Titane is Agathe Rousselle’s first film, and she does a pretty good job for a novice actress. If it wasn’t for her authentic portrayal of Adrien, I don’t know how I could bring myself to watch the film until the end.

Titane Adrian

Adrien has some fundamental mental issues. She kills everyone who tries to get close to her. It might have made sense if the film showed why she’s killing all these people who appear to be innocent. The question I have been asking myself many times watching Titane was why? And I got zero answers from the film.

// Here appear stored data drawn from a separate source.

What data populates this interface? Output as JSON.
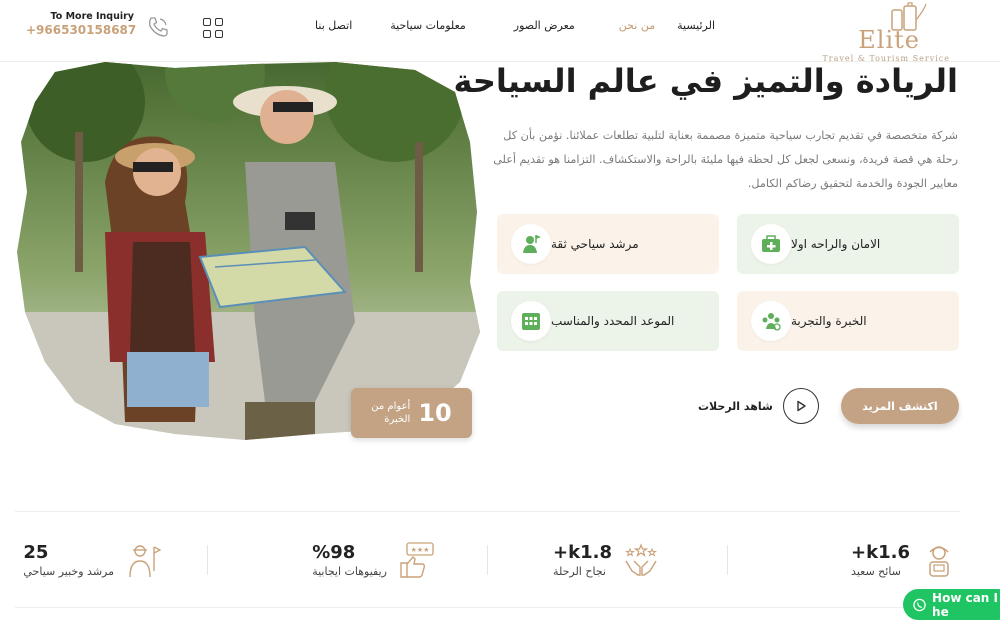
{
  "header": {
    "logo_text": "Elite",
    "logo_sub": "Travel & Tourism Service",
    "nav": [
      "الرئيسية",
      "من نحن",
      "معرض الصور",
      "معلومات سياحية",
      "اتصل بنا"
    ],
    "inquiry_label": "To More Inquiry",
    "phone": "+966530158687"
  },
  "hero": {
    "title": "الريادة والتميز في عالم السياحة",
    "description": "شركة متخصصة في تقديم تجارب سياحية متميزة مصممة بعناية لتلبية تطلعات عملائنا. نؤمن بأن كل رحلة هي قصة فريدة، ونسعى لجعل كل لحظة فيها مليئة بالراحة والاستكشاف. التزامنا هو تقديم أعلى معايير الجودة والخدمة لتحقيق رضاكم الكامل.",
    "experience_number": "10",
    "experience_text_1": "أعوام من",
    "experience_text_2": "الخبرة",
    "features": [
      {
        "label": "الامان والراحه اولا",
        "icon": "first-aid-icon"
      },
      {
        "label": "مرشد سياحي ثقة",
        "icon": "guide-icon"
      },
      {
        "label": "الخبرة والتجربة",
        "icon": "team-icon"
      },
      {
        "label": "الموعد المحدد والمناسب",
        "icon": "calendar-icon"
      }
    ],
    "explore_label": "اكتشف المزيد",
    "watch_label": "شاهد الرحلات"
  },
  "stats": [
    {
      "value": "+k1.6",
      "label": "سائح سعيد",
      "icon": "tourist-icon"
    },
    {
      "value": "+k1.8",
      "label": "نجاح الرحلة",
      "icon": "hands-stars-icon"
    },
    {
      "value": "%98",
      "label": "ريفيوهات ايجابية",
      "icon": "thumbs-up-rating-icon"
    },
    {
      "value": "25",
      "label": "مرشد وخبير سياحي",
      "icon": "guide-flag-icon"
    }
  ],
  "chat": {
    "label": "How can I he"
  },
  "colors": {
    "accent": "#c3a384",
    "green_tint": "#ecf4ea",
    "beige_tint": "#fbf3ea",
    "whatsapp": "#20c563"
  }
}
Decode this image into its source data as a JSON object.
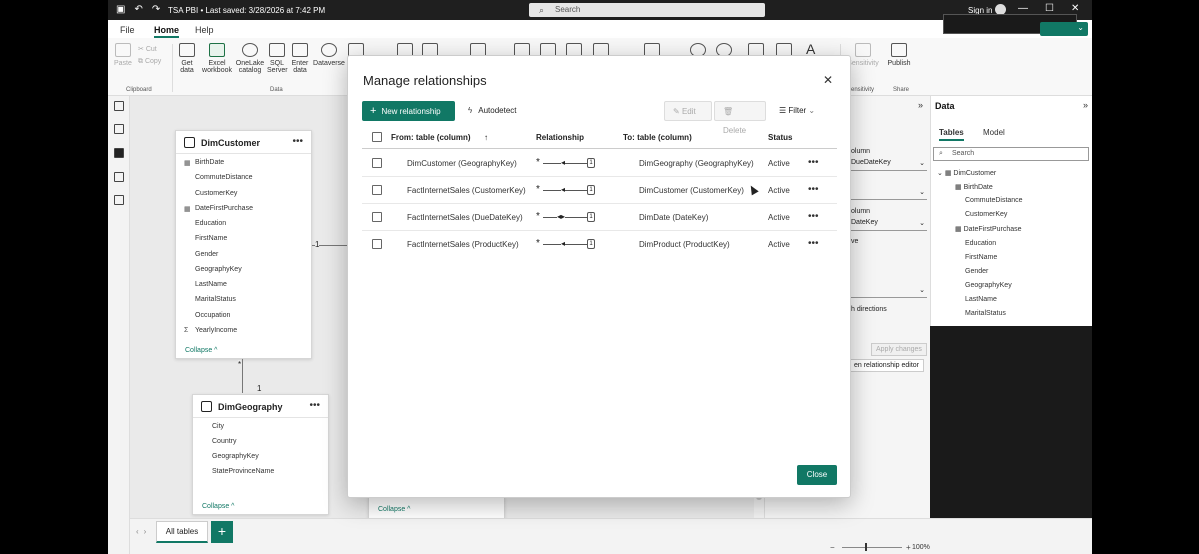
{
  "titlebar": {
    "title": "TSA PBI • Last saved: 3/28/2026 at 7:42 PM",
    "search_placeholder": "Search",
    "signin": "Sign in",
    "minimize": "—",
    "maximize": "☐",
    "close": "✕"
  },
  "menu": {
    "file": "File",
    "home": "Home",
    "help": "Help"
  },
  "ribbon": {
    "paste": "Paste",
    "cut": "Cut",
    "copy": "Copy",
    "get_data": "Get data",
    "excel": "Excel workbook",
    "onelake": "OneLake catalog",
    "sql": "SQL Server",
    "enter": "Enter data",
    "dataverse": "Dataverse",
    "sensitivity": "Sensitivity",
    "publish": "Publish",
    "group_clipboard": "Clipboard",
    "group_data": "Data",
    "group_sensitivity": "Sensitivity",
    "group_share": "Share"
  },
  "model": {
    "dimcustomer": {
      "title": "DimCustomer",
      "more": "•••",
      "fields": [
        "BirthDate",
        "CommuteDistance",
        "CustomerKey",
        "DateFirstPurchase",
        "Education",
        "FirstName",
        "Gender",
        "GeographyKey",
        "LastName",
        "MaritalStatus",
        "Occupation",
        "YearlyIncome"
      ],
      "collapse": "Collapse ^"
    },
    "dimgeography": {
      "title": "DimGeography",
      "more": "•••",
      "fields": [
        "City",
        "Country",
        "GeographyKey",
        "StateProvinceName"
      ],
      "collapse": "Collapse ^"
    },
    "third_collapse": "Collapse ^",
    "rel_one_a": "1",
    "rel_star": "*",
    "rel_one_b": "1"
  },
  "bottom": {
    "tab": "All tables",
    "add": "+",
    "zoom_minus": "−",
    "zoom_plus": "+",
    "zoom": "100%"
  },
  "properties": {
    "col1": "olumn",
    "drop1": "DueDateKey",
    "col2": "olumn",
    "drop2": "DateKey",
    "active": "ve",
    "directions": "h directions",
    "apply": "Apply changes",
    "open_editor": "en relationship editor"
  },
  "data_panel": {
    "title": "Data",
    "tab_tables": "Tables",
    "tab_model": "Model",
    "search_placeholder": "Search",
    "table": "DimCustomer",
    "fields": [
      "BirthDate",
      "CommuteDistance",
      "CustomerKey",
      "DateFirstPurchase",
      "Education",
      "FirstName",
      "Gender",
      "GeographyKey",
      "LastName",
      "MaritalStatus"
    ]
  },
  "dialog": {
    "title": "Manage relationships",
    "new_relationship": "New relationship",
    "autodetect": "Autodetect",
    "edit": "Edit",
    "delete": "Delete",
    "filter": "Filter",
    "col_from": "From: table (column)",
    "col_relationship": "Relationship",
    "col_to": "To: table (column)",
    "col_status": "Status",
    "rows": [
      {
        "from": "DimCustomer (GeographyKey)",
        "to": "DimGeography (GeographyKey)",
        "status": "Active",
        "one": "1",
        "many": "*",
        "more": "•••"
      },
      {
        "from": "FactInternetSales (CustomerKey)",
        "to": "DimCustomer (CustomerKey)",
        "status": "Active",
        "one": "1",
        "many": "*",
        "more": "•••"
      },
      {
        "from": "FactInternetSales (DueDateKey)",
        "to": "DimDate (DateKey)",
        "status": "Active",
        "one": "1",
        "many": "*",
        "more": "•••"
      },
      {
        "from": "FactInternetSales (ProductKey)",
        "to": "DimProduct (ProductKey)",
        "status": "Active",
        "one": "1",
        "many": "*",
        "more": "•••"
      }
    ],
    "close": "Close"
  }
}
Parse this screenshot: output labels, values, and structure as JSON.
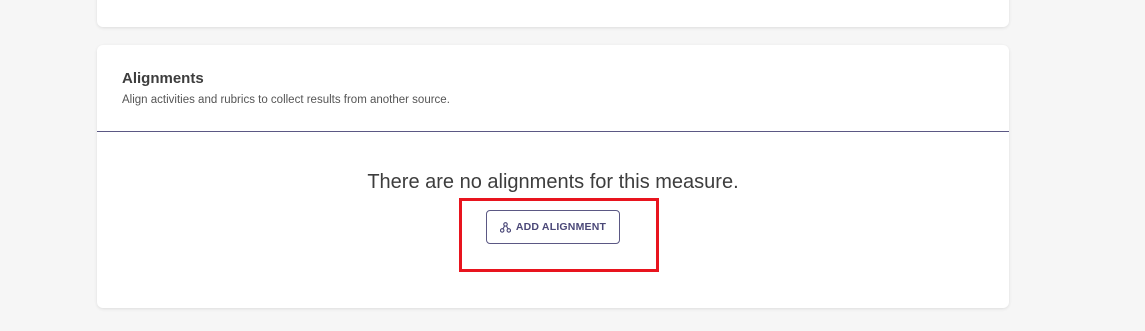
{
  "alignments": {
    "title": "Alignments",
    "subtitle": "Align activities and rubrics to collect results from another source.",
    "empty_message": "There are no alignments for this measure.",
    "add_button": {
      "label": "ADD ALIGNMENT",
      "icon": "alignment-nodes-icon"
    }
  },
  "colors": {
    "accent": "#5b5884",
    "highlight": "#e8141e",
    "background": "#f6f6f6"
  }
}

Adrien’s character is hard to understand on its own, and the fact that the film doesn’t bother itself to explain what is going on makes it even harder. In the first half of Titane, Adrian has sex with a car and gets pregnant by it. Not only is it not rational, and no one with a healthy mind would accept a woman could get pregnant by car oil, Ducournau doesn’t even put a flashlight on how it is even possible.

Justine is one of the characters that Adrien kills without any reason. Justine is the main character of Julia Ducournau’s previous film, Raw. Body horror has been Ducournau’s favorite genre, and she made her two feature films in this genre. Although Raw is not a great film either, it doesn’t have fundamental problems like Titane.

Titane wants to think of itself as some art-house film, but the best it can do is mock the genre. It tries to be an avant-garde piece of art but fails to copy the weakest of avant-garde arts. Ducournau attempted to make a kind of movie in which the viewer would have their unique understanding of it but somehow forgot to put in a little bit of clue to get things started.

I believe Julia Ducournau wanted to make a film about accepting the true nature of oneself. She tries to show that brutality and having mercy are two sides of the same coin. But to get to this image; you need to put three or four filtered glasses at first; because many useless things in Titane ruined the so-called message of the film.

The last thing I thought could bring this film to redemption was the cinematography. The main reason I like art-house and indie films is because of their unique cinematography. But unfortunately, Titane didn’t even have powerful cinematography.

Sayed Masoud Kazemi
3/10

Conclusion

Titane is not worthy of Palma d’Or. I wish the film’s problems were minor but this film has significant and fundamental issues. Many plot holes, unfinished character arcs, and forgetting to describe what’s going on turn Titane into one of the weakest films of 2021. If it weren’t for Agathe Rousselle, I wouldn’t even bother to watch the movie until the end. In the end, I want to say don’t waste your time watching Titane because you will probably end up with a sour stomach and confused about what’s happening in the film.